Hong Kong(CNN) After weeks of facing fierce attacks from Republicans, top US infectious disease expert Anthony Fauci now has a new critic: Chinese state media.
"US elites degenerate further in morality, and Fauci is one of them," was the headline of a blistering opinion piece penned by Hu Xijin, editor-in-chief of the state-run Global Times this week.
In the article Hu accused the top US infectious disease expert of "fanning a huge lie against China" by hyping the theory that the coronavirus was leaked from a Wuhan lab. Another article in the Global Times declared that Fauci had "betrayed Chinese scientists."
The anger is centered on Fauci's remarks this month that he is no longer convinced the Covid-19 pandemic originated naturally.
"I think we should continue to investigate what went on in China until we continue to find out to the best of our ability what happened," said the director of the National Institute of Allergy and Infectious Diseases at a fact-checking symposium on May 11.
The comments appear to be a shift from Fauci's earlier view that the disease likely was the result of animal to human transmission.
Fauci's comments were followed by a Wall Street Journal exclusive, citing a US intelligence report, that said three researchers from the Wuhan Institute of Virology became sick enough in November 2019 that they sought hospital care — a revelation that, if true, could add weight to growing calls for further investigation into whether the coronavirus may have escaped from the Chinese lab.
Unsurprisingly, China has vehemently refuted the report, echoing its repeated dismissal of any allegations that link the origin of the virus to the lab. Chinese foreign ministry spokesman Zhao Lijian said the report was "totally inconsistent with the facts" and a director at the lab called the report "a complete lie."
In the meantime, Chinese state media has lashed out at Fauci, saying he has joined an "opinion war against China."
The attack on Fauci is an about-face from the positive portrayal of him in earlier coverage. Last year, as Fauci repeatedly spoke out against the Trump administration's handling of the pandemic, Chinese state media published glowing reports praising the scientist for his professionalism and courage to speak the truth.
Fauci has since attempted to clarify his remarks. On Tuesday, he told CBS News correspondent Weijia Jiang that his opinion about the origins of Covid-19 have not changed and still believes that its origin in nature is "highly likely."
"Since no one is 100% sure, he's open to a thorough investigation. Dr. Fauci said that does not mean he believes the virus first emerged in a lab, as some have suggested," Jiang wrote on Twitter.
Whether that will redeem his image in China, however, remains unclear.
John Cena says he's sorry, China.
The "F9" star has professed his love for the world's largest movie market after he called Taiwan a "country" during an interview with a Taiwanese broadcaster. Cena was promoting the ninth installment of the popular "Fast & Furious" franchise.
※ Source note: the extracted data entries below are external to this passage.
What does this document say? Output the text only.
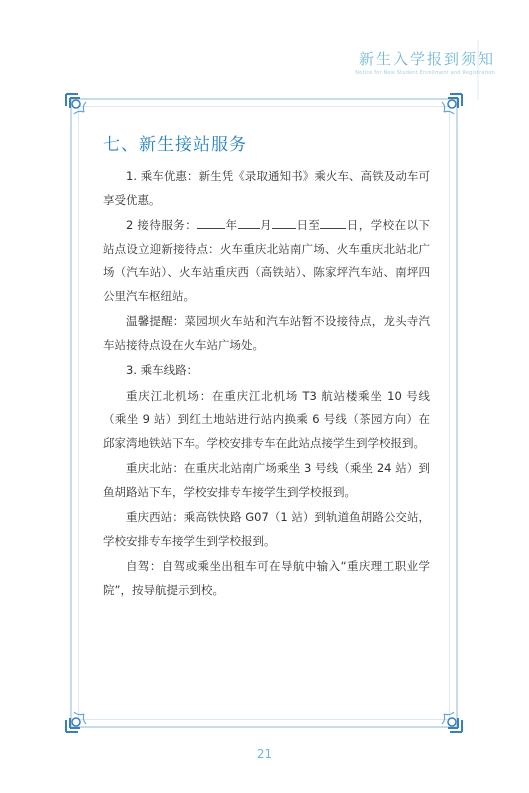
新生入学报到须知
Notice for New Student Enrollment and Registration
七、新生接站服务

1. 乘车优惠：新生凭《录取通知书》乘火车、高铁及动车可享受优惠。

2 接待服务： 年 月 日至 日，学校在以下站点设立迎新接待点：火车重庆北站南广场、火车重庆北站北广场（汽车站）、火车站重庆西（高铁站）、陈家坪汽车站、南坪四公里汽车枢纽站。

温馨提醒：菜园坝火车站和汽车站暂不设接待点，龙头寺汽车站接待点设在火车站广场处。

3. 乘车线路：

重庆江北机场：在重庆江北机场 T3 航站楼乘坐 10 号线（乘坐 9 站）到红土地站进行站内换乘 6 号线（茶园方向）在邱家湾地铁站下车。学校安排专车在此站点接学生到学校报到。

重庆北站：在重庆北站南广场乘坐 3 号线（乘坐 24 站）到鱼胡路站下车，学校安排专车接学生到学校报到。

重庆西站：乘高铁快路 G07（1 站）到轨道鱼胡路公交站，学校安排专车接学生到学校报到。

自驾：自驾或乘坐出租车可在导航中输入“重庆理工职业学院”，按导航提示到校。

21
"Taiwan is the first country that can watch F9," Cena told the broadcaster in Mandarin. Taiwan is a self-governed democratic island, but China claims it as its sovereign territory despite the two sides being ruled separately since the end of a civil war over 70 years ago. Beijing has been increasingly trying to use its economic power to police speech on the topic around the world.
Cena on Tuesday apologized on Weibo, China's popular Twitter-like social media platform. Speaking again in Mandarin, he didn't refer to Taiwan by name or discuss the incident in detail, but he did say that he "did a lot of interviews" and "made a mistake."
"I must say now, [it's] very, very, very, very important [that] I love, and respect even more, China and the Chinese people," Cena said.
The episode is a sign of how mindful business in general -- and Hollywood, in particular -- has become about political sensitivities in China. The "Fast & Furious" franchise has traditionally been well-received by Chinese audiences, and "F9" took in nearly $136 million in the country over the weekend.
-- By Jill Disis
Two zookeepers have been killed by tigers this week at separate zoos in China, according to state media.
On Sunday, a 55-year-old man in Bengbu, in Anhui province, was mauled to death after entering a Siberian tiger enclosure to clean it, state media reported.
Then on Tuesday, two tigers escaped their enclosure after killing a keeper, surnamed Jia, at a park in central China's Henan province, and were shot dead, according to state media.
The animals mauled Jia while he was feeding them at Danjiang Peacock Valley, a small tourist attraction in Xichuan County, to the west of Nanyang City. Jia was hospitalized and later died of his injuries.
The tiger attacks come weeks after three leopards escaped a park in Hangzhou, which neglected to tell local residents for a week. Two of the leopards were caught but one remains on the loose.
While zoos in big cities are increasingly on par with some in the West, smaller parks and attractions elsewhere in the country have been criticized in the past for animal cruelty, poor safety or misleading advertising.
Hero shepherd: Zhu Keming has been hailed as a hero for rescuing six ultramarathon runners after extreme weather caused disaster during a race in northwestern China's Gansu province. A total of 21 runners, including several top athletes, died.